As you pointed out, brand equity is a key strength of the companies. One of my former colleagues had in his office a Chick-Fil-A calendar that he cherished. Just goes to show that people are even willing to buy their merchandise and apparel because they are such fans of the company/product!
Thanks Adam! From your description, it sounds like Mendocino Farms has succeeded due to strong alignment between the customer promise (high-quality, locally-sourced food in a fun, neighborhood-y environment), the people (well-trained employees who dress the part with casual “farmer attire”), culture (positive and customer friendly), and its formal org. In a lot of ways, this company reminded me of MOD Pizza given its Southern California locations and quirky, unique culture. I really enjoyed learning more about the company! The free samples provide a great buffer as well for when the lines get long, as I imagine they do around lunch time.
I think it is only a matter of time before Mendocino Farms expands into adjacent areas like San Francisco or Seattle, which seem to also appreciate upscale locally-sourced ingredients. One question: Do they make the sandwich in front of you? It might help with the customization…

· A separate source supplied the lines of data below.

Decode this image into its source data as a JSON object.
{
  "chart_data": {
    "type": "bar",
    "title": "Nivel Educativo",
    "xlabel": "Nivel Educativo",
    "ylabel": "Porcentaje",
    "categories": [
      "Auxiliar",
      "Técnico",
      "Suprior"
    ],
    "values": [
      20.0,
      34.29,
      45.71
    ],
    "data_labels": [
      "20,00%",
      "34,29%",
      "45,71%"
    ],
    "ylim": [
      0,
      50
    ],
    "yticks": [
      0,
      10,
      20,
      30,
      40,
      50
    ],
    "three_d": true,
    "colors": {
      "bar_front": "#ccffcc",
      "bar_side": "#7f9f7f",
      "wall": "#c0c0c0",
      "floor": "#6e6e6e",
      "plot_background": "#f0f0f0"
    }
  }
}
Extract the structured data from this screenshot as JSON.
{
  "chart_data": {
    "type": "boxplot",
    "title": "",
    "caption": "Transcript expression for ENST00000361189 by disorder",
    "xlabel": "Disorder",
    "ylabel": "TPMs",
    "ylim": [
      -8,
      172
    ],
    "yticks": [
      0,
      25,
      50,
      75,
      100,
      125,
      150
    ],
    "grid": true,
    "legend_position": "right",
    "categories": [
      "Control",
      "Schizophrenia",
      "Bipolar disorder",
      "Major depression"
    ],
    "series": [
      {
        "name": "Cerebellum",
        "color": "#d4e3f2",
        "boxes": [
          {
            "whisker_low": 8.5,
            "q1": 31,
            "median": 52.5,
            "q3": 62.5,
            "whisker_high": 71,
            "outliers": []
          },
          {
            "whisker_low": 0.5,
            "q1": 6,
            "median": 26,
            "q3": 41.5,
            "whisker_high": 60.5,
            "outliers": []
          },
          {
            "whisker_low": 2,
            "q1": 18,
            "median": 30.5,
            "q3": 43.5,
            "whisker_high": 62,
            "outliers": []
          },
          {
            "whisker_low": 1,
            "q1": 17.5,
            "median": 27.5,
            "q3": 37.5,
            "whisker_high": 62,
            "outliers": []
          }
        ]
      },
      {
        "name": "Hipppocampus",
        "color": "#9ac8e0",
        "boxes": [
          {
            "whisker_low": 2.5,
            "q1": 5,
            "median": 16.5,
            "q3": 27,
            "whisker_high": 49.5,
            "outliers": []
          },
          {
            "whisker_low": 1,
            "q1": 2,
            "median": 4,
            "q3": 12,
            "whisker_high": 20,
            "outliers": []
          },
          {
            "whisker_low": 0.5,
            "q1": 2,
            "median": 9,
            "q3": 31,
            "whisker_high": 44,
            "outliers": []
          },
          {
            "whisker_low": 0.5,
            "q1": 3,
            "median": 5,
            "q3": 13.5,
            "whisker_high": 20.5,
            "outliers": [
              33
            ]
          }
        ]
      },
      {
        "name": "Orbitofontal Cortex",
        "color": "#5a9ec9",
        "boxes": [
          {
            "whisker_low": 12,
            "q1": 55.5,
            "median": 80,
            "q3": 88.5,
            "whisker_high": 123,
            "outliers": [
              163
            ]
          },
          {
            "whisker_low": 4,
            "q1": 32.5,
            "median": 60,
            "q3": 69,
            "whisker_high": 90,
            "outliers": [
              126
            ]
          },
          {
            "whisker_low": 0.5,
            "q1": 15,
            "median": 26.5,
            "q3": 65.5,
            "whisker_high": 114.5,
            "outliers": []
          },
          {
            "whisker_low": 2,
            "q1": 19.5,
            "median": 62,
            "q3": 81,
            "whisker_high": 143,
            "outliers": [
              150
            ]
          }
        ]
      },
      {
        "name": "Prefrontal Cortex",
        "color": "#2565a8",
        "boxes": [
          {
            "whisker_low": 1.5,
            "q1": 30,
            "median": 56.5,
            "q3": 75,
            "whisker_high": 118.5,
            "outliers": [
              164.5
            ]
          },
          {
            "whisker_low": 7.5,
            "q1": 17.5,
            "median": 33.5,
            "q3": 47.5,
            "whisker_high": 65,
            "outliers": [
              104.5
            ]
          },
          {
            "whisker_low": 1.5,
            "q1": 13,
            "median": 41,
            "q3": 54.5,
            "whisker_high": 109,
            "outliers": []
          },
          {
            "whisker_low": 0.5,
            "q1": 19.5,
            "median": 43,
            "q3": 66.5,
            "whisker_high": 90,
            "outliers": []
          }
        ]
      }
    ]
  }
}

Thanks, James! I recently bought a pair of Bose earphones as a gift without knowing too much about the company other than that others considered them to be cutting-edge in terms of noise-cancelling technology. I guess I fall into their target customer camp of unsophisticated consumers willing to spend, as you described (or that their branding and slick videos work!) There is certainly a halo effect for being a consumer electronics company known for investing in R&D, as in this increasingly connected market, consumers increasingly expect the best. One question that your post raised was how Bose’s margins compare to those of competitors. Given their premium price (I thought it was pushing it) and distribution model (I know there is e-commerce, along with the high end malls and airports you mentioned), I wonder if that gives them more room to play with R&D $$. Great read, thank you!